La malinconia non è che una delle tante sfumature della tristezza.
Resisti! Anche se ogni tanto ti frantumi in mille pezzi, sei in grado di ricomporti alla velocità della luce… sempre! Ma ad ogni modo i cocci, anche se separati tra loro, non possono andare troppo lontani, rimangono pur sempre nello stesso corpo!
Notte sei silenziosa tu notte, neanche tu parli. Forse anche tu come me sei delusa? Notte mi stai ascoltando? Avvolgimi notte, tu amica dei miei pensieri, notte, tienimi stretta mentre accogli le mie lacrime. Notte tu, che accogli la mia tristezza notte tu, tienimi stretta e fammi compagnia!
Sono entrata ed è stata come una pugnalata al cuore.
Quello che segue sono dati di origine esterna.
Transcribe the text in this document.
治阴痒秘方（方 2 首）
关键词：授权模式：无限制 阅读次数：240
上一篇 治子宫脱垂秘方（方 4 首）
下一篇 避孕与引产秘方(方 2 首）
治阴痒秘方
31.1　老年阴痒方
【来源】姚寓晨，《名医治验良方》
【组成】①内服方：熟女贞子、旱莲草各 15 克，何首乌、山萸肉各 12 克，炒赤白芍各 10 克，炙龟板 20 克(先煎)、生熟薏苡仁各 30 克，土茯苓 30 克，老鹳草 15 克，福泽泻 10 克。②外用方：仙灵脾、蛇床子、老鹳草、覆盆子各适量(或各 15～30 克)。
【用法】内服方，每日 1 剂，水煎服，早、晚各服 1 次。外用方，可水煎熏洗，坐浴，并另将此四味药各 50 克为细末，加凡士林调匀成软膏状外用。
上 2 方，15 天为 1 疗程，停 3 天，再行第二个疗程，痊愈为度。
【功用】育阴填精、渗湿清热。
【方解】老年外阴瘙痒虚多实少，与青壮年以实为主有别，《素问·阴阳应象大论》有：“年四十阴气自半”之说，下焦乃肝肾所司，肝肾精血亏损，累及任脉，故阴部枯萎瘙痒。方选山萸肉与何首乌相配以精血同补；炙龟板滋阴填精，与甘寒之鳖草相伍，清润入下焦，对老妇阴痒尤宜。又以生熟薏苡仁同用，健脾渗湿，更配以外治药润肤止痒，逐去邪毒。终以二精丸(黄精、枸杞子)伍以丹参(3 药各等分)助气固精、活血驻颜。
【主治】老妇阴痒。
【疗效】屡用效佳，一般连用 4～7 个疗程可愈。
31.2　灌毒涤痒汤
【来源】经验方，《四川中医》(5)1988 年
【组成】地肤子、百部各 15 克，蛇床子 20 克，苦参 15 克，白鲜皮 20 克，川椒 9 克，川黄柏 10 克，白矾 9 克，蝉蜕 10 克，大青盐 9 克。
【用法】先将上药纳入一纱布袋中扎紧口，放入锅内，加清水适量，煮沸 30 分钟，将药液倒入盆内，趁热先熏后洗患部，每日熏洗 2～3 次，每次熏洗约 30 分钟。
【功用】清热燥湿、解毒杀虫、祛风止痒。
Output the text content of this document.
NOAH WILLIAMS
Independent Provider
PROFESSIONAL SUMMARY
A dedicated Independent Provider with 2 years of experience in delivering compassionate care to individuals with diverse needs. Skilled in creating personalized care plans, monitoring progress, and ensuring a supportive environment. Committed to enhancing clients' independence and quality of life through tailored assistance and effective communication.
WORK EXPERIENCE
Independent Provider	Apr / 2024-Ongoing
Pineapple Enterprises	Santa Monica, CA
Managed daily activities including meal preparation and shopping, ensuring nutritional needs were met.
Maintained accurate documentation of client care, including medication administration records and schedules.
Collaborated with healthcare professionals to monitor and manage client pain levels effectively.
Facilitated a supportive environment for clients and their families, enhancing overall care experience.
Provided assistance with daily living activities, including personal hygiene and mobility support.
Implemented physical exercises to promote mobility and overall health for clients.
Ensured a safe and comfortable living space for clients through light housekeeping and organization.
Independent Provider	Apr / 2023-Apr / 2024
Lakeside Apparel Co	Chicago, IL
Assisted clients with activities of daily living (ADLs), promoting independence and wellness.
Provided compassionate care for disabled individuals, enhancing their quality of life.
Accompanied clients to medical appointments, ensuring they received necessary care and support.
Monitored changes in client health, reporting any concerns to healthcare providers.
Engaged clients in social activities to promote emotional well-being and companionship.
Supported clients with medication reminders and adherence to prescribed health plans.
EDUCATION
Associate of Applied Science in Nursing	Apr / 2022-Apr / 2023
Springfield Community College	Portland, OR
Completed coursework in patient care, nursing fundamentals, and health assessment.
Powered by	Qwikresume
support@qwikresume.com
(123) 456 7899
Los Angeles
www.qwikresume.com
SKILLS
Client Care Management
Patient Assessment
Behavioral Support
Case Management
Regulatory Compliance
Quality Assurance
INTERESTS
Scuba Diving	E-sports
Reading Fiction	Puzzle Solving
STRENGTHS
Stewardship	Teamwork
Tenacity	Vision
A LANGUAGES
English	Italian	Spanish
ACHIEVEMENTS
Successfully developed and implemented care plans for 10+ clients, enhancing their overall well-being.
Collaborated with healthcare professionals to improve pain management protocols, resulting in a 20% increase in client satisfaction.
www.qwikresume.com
Sapere che una volta li vivevate, sorridavate… la polvere sembrava coprire tutto anche i ricordi che mi appaiono appannati e vaghi sotto l’incombere del tempo… che passa.Ma sono entrata e li vi ho rivisti, li c’è la vostra impronta… voi eravate e siete nel mio cuore…
Donare se stessi all’astuta ipocrisia che ti devasta, nelle mani di tutti, di chi dell’ignoto, inconsapevole di quello che è o potrebbe essere… ritrovarsi senza più nulla… soltanto con un insieme di ricordi che continuano a divorarti.Cercare di rimuoverli o semplicemente metterli da parte e aspettare che il tempo rimargini il tutto.
Non è paura, né ombre o fantasmi, è solo non avere voglia di tuffarsi in acque non limpide.
L’afflizione potrebbe essere l’unica porta rimasta per avere risposte alle nostre domande e soluzioni ai nostri problemi. Ma dipende da come ce ne usiamo.